Si ferma il movimento femminile: «Mancano le tutele garantite dal professionismo»

Club e giocatrici non accettano  i playoff. «Così non si gioca»

«No comment». Il calcio femminile torna in un tunnel da cui, faticosamente, era uscito con il coraggio delle idee. Lo fa nel silenzio di decine di società che, interpellate sull’argomento, preferiscono non esprimersi. Nessuna dichiarazione, a parte quella della coraggiosa Katja Schroffenegger della Florentia  . Nell’estate 2019 le ragazze della Nazionale guidata da Milena Bertolini hanno acceso un faro sul movimento, facendosi seguire da milioni di telespettatori (7,3 milioni con il 32,8% di share nella “prima” apparizione su Rai 1 contro il Brasile) durante il Mondiale in Francia. E così, mentre gli uomini vanno orgogliosamente avanti con Serie A, Serie B e Serie C, sul campionato delle donne il consiglio federale ieri ha scritto la parola fine: non si gioca più.  

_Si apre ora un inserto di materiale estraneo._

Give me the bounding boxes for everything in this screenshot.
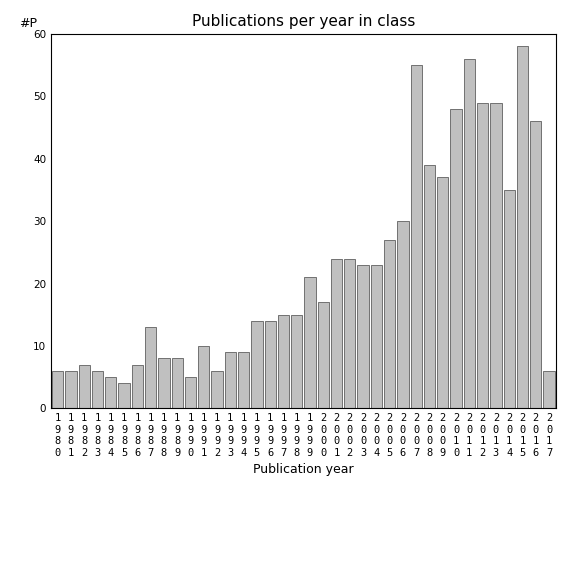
Bar [225,352,236,408]
Bar [79,365,90,408]
Bar [411,65,422,408]
Bar [291,315,302,408]
Bar [172,358,183,408]
Bar [490,103,502,408]
Bar [251,321,263,408]
Bar [132,365,143,408]
Bar [158,358,170,408]
Bar [371,265,382,408]
Bar [424,165,435,408]
Bar [331,259,342,408]
Bar [185,377,196,408]
Bar [530,121,541,408]
Bar [517,46,528,408]
Bar [119,383,130,408]
Bar [464,59,475,408]
Bar [238,352,249,408]
Bar [357,265,369,408]
Title: Publications per year in class: Publications per year in class [192,14,415,29]
Bar [477,103,488,408]
Bar [450,109,462,408]
Bar [543,371,555,408]
Bar [145,327,156,408]
Bar [105,377,116,408]
Bar [503,190,515,408]
Bar [344,259,356,408]
Bar [211,371,223,408]
Bar [304,277,316,408]
Bar [264,321,276,408]
Bar [92,371,103,408]
Bar [397,221,409,408]
Y-axis label: #P: #P [19,17,37,30]
Bar [437,177,448,408]
Bar [278,315,289,408]
X-axis label: Publication year: Publication year [253,463,354,476]
Bar [198,346,209,408]
Bar [318,302,329,408]
Bar [52,371,64,408]
Bar [384,240,395,408]
Bar [65,371,77,408]
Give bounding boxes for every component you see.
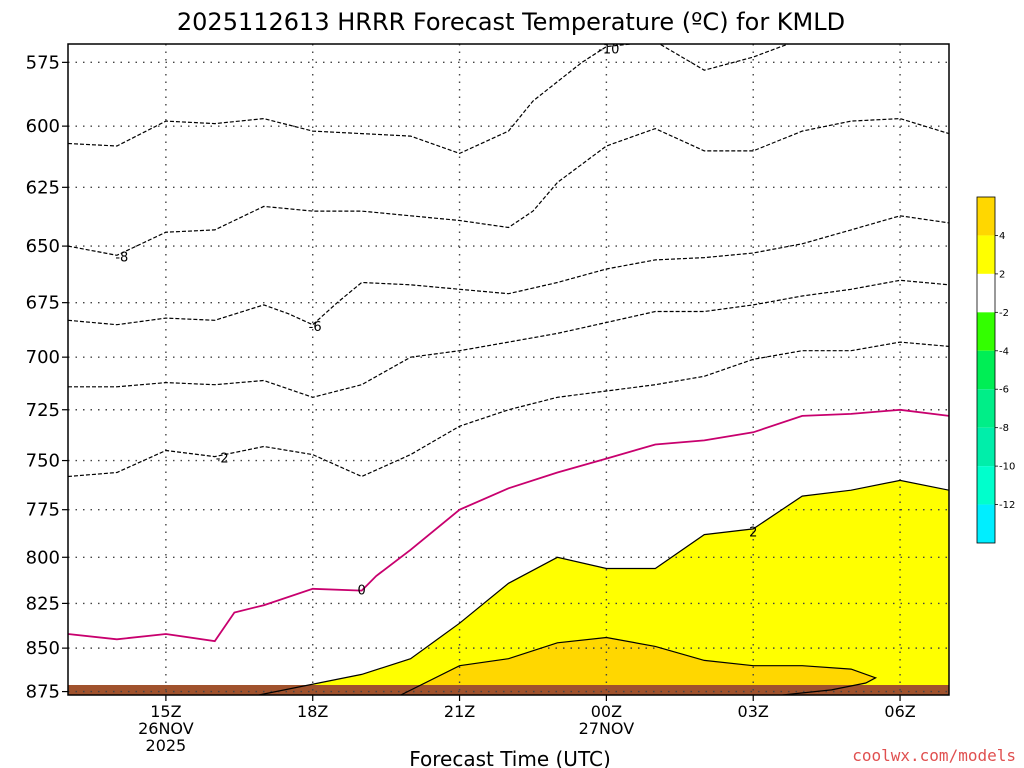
y-tick-label: 750 <box>26 451 60 472</box>
colorbar-swatch <box>977 235 995 274</box>
y-tick-label: 675 <box>26 293 60 314</box>
contour-label: -6 <box>309 320 322 335</box>
colorbar-swatch <box>977 350 995 390</box>
contour-label: 0 <box>358 584 366 599</box>
colorbar-label: -6 <box>999 385 1009 396</box>
x-tick-label: 27NOV <box>579 719 635 738</box>
x-tick-label: 18Z <box>297 702 328 721</box>
colorbar-swatch <box>977 466 995 505</box>
y-tick-label: 825 <box>26 593 60 614</box>
y-tick-label: 600 <box>26 116 60 137</box>
x-tick-label: 00Z <box>591 702 622 721</box>
y-tick-label: 650 <box>26 236 60 257</box>
credit-text[interactable]: coolwx.com/models <box>852 746 1016 765</box>
contour-4 <box>400 636 878 695</box>
colorbar-label: -12 <box>999 500 1015 511</box>
y-tick-label: 575 <box>26 52 60 73</box>
colorbar-label: 2 <box>999 269 1005 280</box>
colorbar: 4 2 -2 -4 -6 -8 -10 -12 <box>976 196 1015 544</box>
x-tick-label: 06Z <box>884 702 915 721</box>
colorbar-swatch <box>977 197 995 236</box>
plot-inner: -10 -8 -6 -2 0 2 <box>68 42 949 695</box>
temperature-band-c2 <box>258 480 949 695</box>
contour-2 <box>258 479 949 695</box>
ground-strip <box>68 685 949 695</box>
y-tick-label: 800 <box>26 547 60 568</box>
colorbar-swatch <box>977 312 995 351</box>
colorbar-label: 4 <box>999 231 1005 242</box>
temperature-band-c4 <box>400 637 876 695</box>
contour-label: 2 <box>749 526 757 541</box>
plot-area: -10 -8 -6 -2 0 2 <box>68 42 949 695</box>
y-tick-label: 875 <box>26 682 60 703</box>
colorbar-frame <box>976 196 996 544</box>
colorbar-swatch <box>977 389 995 428</box>
colorbar-label: -4 <box>999 346 1009 357</box>
x-tick-label: 2025 <box>146 736 187 755</box>
contour-label: -10 <box>598 42 619 57</box>
contour-label: -2 <box>216 452 229 467</box>
colorbar-swatch <box>977 504 995 543</box>
x-tick-label: 03Z <box>738 702 769 721</box>
plot-frame <box>67 43 950 696</box>
contour-0 <box>68 408 949 643</box>
axes: 575 600 625 650 675 700 725 750 775 800 825 850 875 1… <box>26 43 950 755</box>
contour--10 <box>68 44 790 155</box>
x-tick-label: 15Z <box>150 702 181 721</box>
chart-title: 2025112613 HRRR Forecast Temperature (ºC… <box>177 8 845 36</box>
y-tick-label: 625 <box>26 177 60 198</box>
contour--2 <box>68 341 949 478</box>
x-tick-label: 21Z <box>444 702 475 721</box>
contour-label: -8 <box>115 251 128 266</box>
contour--4 <box>68 279 949 398</box>
colorbar-label: -2 <box>999 308 1009 319</box>
colorbar-swatch <box>977 273 995 313</box>
colorbar-swatch <box>977 427 995 467</box>
y-tick-label: 850 <box>26 638 60 659</box>
colorbar-label: -8 <box>999 423 1009 434</box>
temperature-band-c-2 <box>68 44 949 477</box>
contour--6 <box>68 215 949 326</box>
y-tick-label: 775 <box>26 500 60 521</box>
y-tick-label: 725 <box>26 400 60 421</box>
y-tick-label: 700 <box>26 347 60 368</box>
x-axis-label: Forecast Time (UTC) <box>409 747 611 768</box>
colorbar-label: -10 <box>999 462 1015 473</box>
x-tick-label: 26NOV <box>138 719 194 738</box>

CONTRASTO. Dal 20 maggio il consiglio direttivo della divisione calcio femminile si è riunito tre volte, mentre in un’altra occasione si sono incontrate le società di Serie A. La fumata bianca sembrava vicina, con la prospettiva di giocare subito un playoff a sei squadre per l’assegnazione del titolo. Ma ieri è arrivata la doccia gelata. «È una formula che non condividiamola lettera che le calciatrici hanno scritto al presidente Gravina – perché non vediamo come possa essere tutelato il merito sportivo con una modalità di gioco che a nostro avviso non garantirebbe la vera equità. O scendiamo tutte in campo o non ci scende nessuna».  
Le donne non hanno stipendi bensì rimborsi spese, non sono tutelate in caso di infortuni o maternità, non riceveranno una pensione a fine carriera. «Il nostro sistema va riformato. È tempo di decidere quale direzione dobbiamo prendere perché situazioni simili non sussistano più. Si parla di noi e delle imprese della Nazionale di cui alcune di noi fanno parte e che sentiamo nostra. Ma è ora di garantire le giuste tutele a tutte, status e condizioni reali di professionismo».  
Curiosamente, a dire basta sono state proprio le calciatrici, spinte dai club. Su 12 società in Serie A, 7 hanno preso una posizione netta contro la ripartenza. A quel punto, anche Gravina ha alzato bandiera bianca. Per la classifica finale verranno applicati gli stessi criteri validi per i campionati maschili: niente scudetto e media punti ponderata casa-trasferta per accesso alla Champions League e nomi delle retrocesse. A conti fatti, scenderanno Tavagnacco e Orobica, mentre dalla Serie B saliranno Napoli e San Marino (che supererebbe la Lazio al fotofinish grazie all’algoritmo).

MANTOVANI. «Abbiamo illustrato tutte le iniziative per favorire la ripresa del campionato – ha dichiarato il presidente della divisione, Ludovica Mantovani, facendo capire la grande spaccatura tra Federazione e club – Un protocollo ad hoc per la tutela delle calciatrici, fornitura e distribuzione di test e tamponi, assistenza medica nell’applicazione del protocollo sanitario, un supporto concreto da parte dell’Aiac, oltre allo stanziamento di contributi specifici. Avremmo ospitato le squadre coinvolte in una sede unica, facendoci carico del rispetto del protocollo gare. Purtroppo le posizioni assunte dalle società sono rimaste fortemente frammentate e dal lato delle calciatrici non emerge oggi un fronte deciso e compatto nel voler giocare».